Nous vous vaincrons parce que nous sommes plus morts que vous.
Philippe Muray.

Dans un texte d’une rare sincérité que vient de reproduire le site des Amis de Bartleby, Baudrillard avouait en 2006 qu’il « aurait aimé se réjouir avec Muray de cette déferlante grotesque de la grippe aviaire – dernière performance en date de la communauté internationale, enfin réalisée sous les auspices du virus ». Et il ajoutait, pour achever par avance, sans doute, de nous encourager dans cette espèce de pessimisme décontracté qu’il savait si bien pratiquer :

Mais partout s’installe cette parodie d’union sacrée, sous le signe d’une guerre totale préventive contre la moindre molécule infectieuse (mais aussi la moindre anomalie, la moindre exception, la moindre singularité).

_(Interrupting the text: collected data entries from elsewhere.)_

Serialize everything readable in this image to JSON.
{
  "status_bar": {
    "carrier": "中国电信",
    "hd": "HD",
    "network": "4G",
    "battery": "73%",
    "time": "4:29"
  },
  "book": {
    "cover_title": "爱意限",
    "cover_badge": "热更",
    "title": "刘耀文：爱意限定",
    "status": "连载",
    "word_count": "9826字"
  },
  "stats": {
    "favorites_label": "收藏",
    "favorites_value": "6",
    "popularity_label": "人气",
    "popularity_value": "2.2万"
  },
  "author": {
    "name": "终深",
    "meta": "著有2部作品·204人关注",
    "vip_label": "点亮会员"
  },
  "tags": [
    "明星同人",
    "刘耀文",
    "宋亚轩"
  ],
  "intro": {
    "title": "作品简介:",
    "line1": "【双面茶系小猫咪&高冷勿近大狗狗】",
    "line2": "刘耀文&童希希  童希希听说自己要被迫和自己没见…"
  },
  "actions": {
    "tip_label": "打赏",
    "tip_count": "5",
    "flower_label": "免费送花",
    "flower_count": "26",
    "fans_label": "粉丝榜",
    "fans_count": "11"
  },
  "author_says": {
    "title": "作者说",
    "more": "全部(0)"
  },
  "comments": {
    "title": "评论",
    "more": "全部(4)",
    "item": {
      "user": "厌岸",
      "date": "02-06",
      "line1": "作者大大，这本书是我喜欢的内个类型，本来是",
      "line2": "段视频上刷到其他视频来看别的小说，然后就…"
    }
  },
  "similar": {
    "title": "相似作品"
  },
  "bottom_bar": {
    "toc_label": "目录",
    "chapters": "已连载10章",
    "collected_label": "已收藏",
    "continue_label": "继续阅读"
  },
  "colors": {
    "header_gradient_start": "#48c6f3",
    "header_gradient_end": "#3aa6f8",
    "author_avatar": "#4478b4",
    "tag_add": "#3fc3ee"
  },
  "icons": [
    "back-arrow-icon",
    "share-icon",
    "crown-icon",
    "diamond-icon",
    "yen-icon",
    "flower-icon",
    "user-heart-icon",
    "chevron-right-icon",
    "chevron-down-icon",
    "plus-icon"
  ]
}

Pas de doute en effet qu’il aurait aimé aussi pouvoir se réjouir avec nous de cette décisive « extension du domaine de la terreur » à laquelle nous assistons depuis un an, et qui ne semble pas vouloir s’arrêter, une terreur qui, « bien plus que celle venue du Mal, […] est la terreur venue du Bien qui menace l’espèce, la terreur sécuritaire qui l’enveloppe d’une prophylaxie mortelle »1.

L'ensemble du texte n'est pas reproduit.